I just got startet with Meteor, and I have never used Mongo before. So Im wondering, how is MySQL with Meteor? I guess it does not have the reactivy like Mongo?
You can have reactive MySQL with the numtel:mysql package.
Alternatively, you can get non-reactive MySQL with the npm mysql package, but you will have to wrap the calbacks with
Meteor.wrapAsync to use with Meteor’s server-side fibers/futures.
Thanks. What about the speed compared to mongo?
One more thing to consider if you’re planning on using mysql (or any SQL based data store with Meteor). MDG themselves are putting a significant amount of their resources behind Apollo, which can leverage any type of backend by wrapping access to it via a GraphQL server. It’s only a matter of time before any of the existing Meteor + mysql packages are no longer applicable / usable with modern Meteor versions. If you’re planning a new Meteor project that uses mysql, you might want to jump on the Apollo bandwagon sooner than later.
I strongly disagree with @hwillson.
My business embraced Meteor in early 2015. Since then, we have been using it with MySQL for our webapps and it works beautifully.
Originally, we chose to use MySQL instead of MongoDB for interoperability with our legacy LAMP-based solutions, but since those were retired, we have continued to use MySQL with Meteor on its own merits. Please search the forums for my previous posts where I have written at length.
These packages differ in the way that they handle the data, but all of us developers collaborate with each other.
numtel:mysql treats MySQL result sets as arrays and uses an array-based diff algorithm for updates.
wj32:mysql was worked on mainly by one our developers named Wen Jia. It treats MySQL result sets as dictionaries and uses a user-defined key selector algorithm. On the client side, data can be stored in the standard MongoCollection.
vlasky:mysql is my experimental fork of Wen Jia’s package, in which I have replaced the older node-mysql library with the newer node-mysql2 library, which supports prepared statements and offers higher performance.
I see the prepared statement functionality offering the following benefits for Meteor/NodeJS:
- Avoiding the overhead of MySQL parsing, resolution and some optimization on the frequently repeated queries used for publications.
- Providing immunity to SQL injection (current approach of argument escaping is resistant, but not immune)
- Prepared statement results are returned in a binary format instead of text-based format, reducing the amount of data being transferred and parsed by NodeJS.

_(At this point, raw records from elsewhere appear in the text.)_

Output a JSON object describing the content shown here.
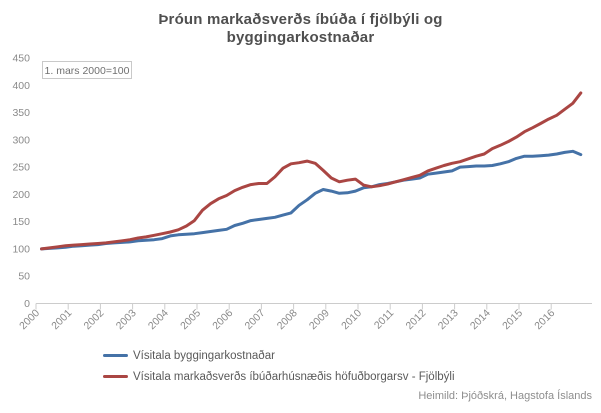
{
  "header": {
    "title_line1": "Þróun markaðsverðs íbúða í fjölbýli og",
    "title_line2": "byggingarkostnaðar"
  },
  "annotation": {
    "label": "1. mars 2000=100"
  },
  "footer": {
    "source": "Heimild: Þjóðskrá, Hagstofa Íslands"
  },
  "chart_data": {
    "type": "line",
    "title": "Þróun markaðsverðs íbúða í fjölbýli og byggingarkostnaðar",
    "base_note": "1. mars 2000=100",
    "grid": false,
    "legend_position": "bottom-left",
    "ylim": [
      0,
      450
    ],
    "y_ticks": [
      0,
      50,
      100,
      150,
      200,
      250,
      300,
      350,
      400,
      450
    ],
    "x_tick_years": [
      2000,
      2001,
      2002,
      2003,
      2004,
      2005,
      2006,
      2007,
      2008,
      2009,
      2010,
      2011,
      2012,
      2013,
      2014,
      2015,
      2016
    ],
    "x_start_year": 2000.17,
    "x_step_years": 0.25,
    "series": [
      {
        "name": "Vísitala byggingarkostnaðar",
        "color": "#4572A7",
        "values": [
          100,
          101,
          102,
          103,
          105,
          106,
          107,
          108,
          110,
          111,
          112,
          113,
          115,
          116,
          117,
          119,
          124,
          126,
          127,
          128,
          130,
          132,
          134,
          136,
          143,
          147,
          152,
          154,
          156,
          158,
          162,
          166,
          180,
          190,
          202,
          209,
          206,
          202,
          203,
          206,
          212,
          214,
          218,
          220,
          223,
          226,
          228,
          230,
          237,
          239,
          241,
          243,
          250,
          251,
          252,
          252,
          253,
          256,
          260,
          266,
          270,
          270,
          271,
          272,
          274,
          277,
          279,
          273
        ]
      },
      {
        "name": "Vísitala markaðsverðs íbúðarhúsnæðis höfuðborgarsv - Fjölbýli",
        "color": "#AA4643",
        "values": [
          100,
          102,
          104,
          106,
          107,
          108,
          109,
          110,
          111,
          113,
          115,
          117,
          120,
          122,
          125,
          128,
          131,
          135,
          142,
          152,
          171,
          183,
          192,
          198,
          207,
          213,
          218,
          220,
          220,
          232,
          248,
          256,
          258,
          261,
          257,
          244,
          230,
          223,
          226,
          228,
          217,
          214,
          216,
          219,
          223,
          227,
          231,
          235,
          243,
          248,
          253,
          257,
          260,
          265,
          270,
          274,
          284,
          290,
          297,
          305,
          315,
          322,
          330,
          338,
          345,
          356,
          367,
          386
        ]
      }
    ],
    "source": "Heimild: Þjóðskrá, Hagstofa Íslands"
  }
}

I will share more news/updates about using Meteor with MySQL as soon as I have more time.
Actually @vlasky, we probably agree more than you think .
I’ve used mysql with Meteor successfully as well, and have really appreciated the hard work the community has put behind its integration with Meteor. I just wanted to add another view point on this however, since MDG themselves have shown us their plan for moving forward with other databases. Apollo is their plan, and it should be considered when planning new Meteor based apps. I’m saying considered though, not necessarily adopted (yet). If you’re happy using one of the current Meteor + mysql approaches, then great! (I am as well) It’s just that it’s only a matter of time until Apollo replaces a lot of what we’ve come to know as Meteor (watch @debergalis’s recent talk for more info). At that point community supported mysql packages will have a lot of work ahead of them to adapt. Maybe they will - which will be awesome! I just think it’s important to consider where MDG is heading, and what their plan is for handling non-mongo based data sources moving forward.
I think the point of my reply was that @dirkdiggler41 seemed to be interested in reactive MySQL. I’m quite certain that Apollo will deliver on that eventually - maybe this year. In the meantime, there’s a decision to be made, and if the requirement (if there is one) for reactivity can be shelved, then Apollo is a good choice today - and @pcorey says here that this also removes a significant attack vector.
You’d need to do your own benchmarks based upon workload and how you’ve configured your databases. You would be better advised to look at your data requirements and relationships to choose the best engine for your use case.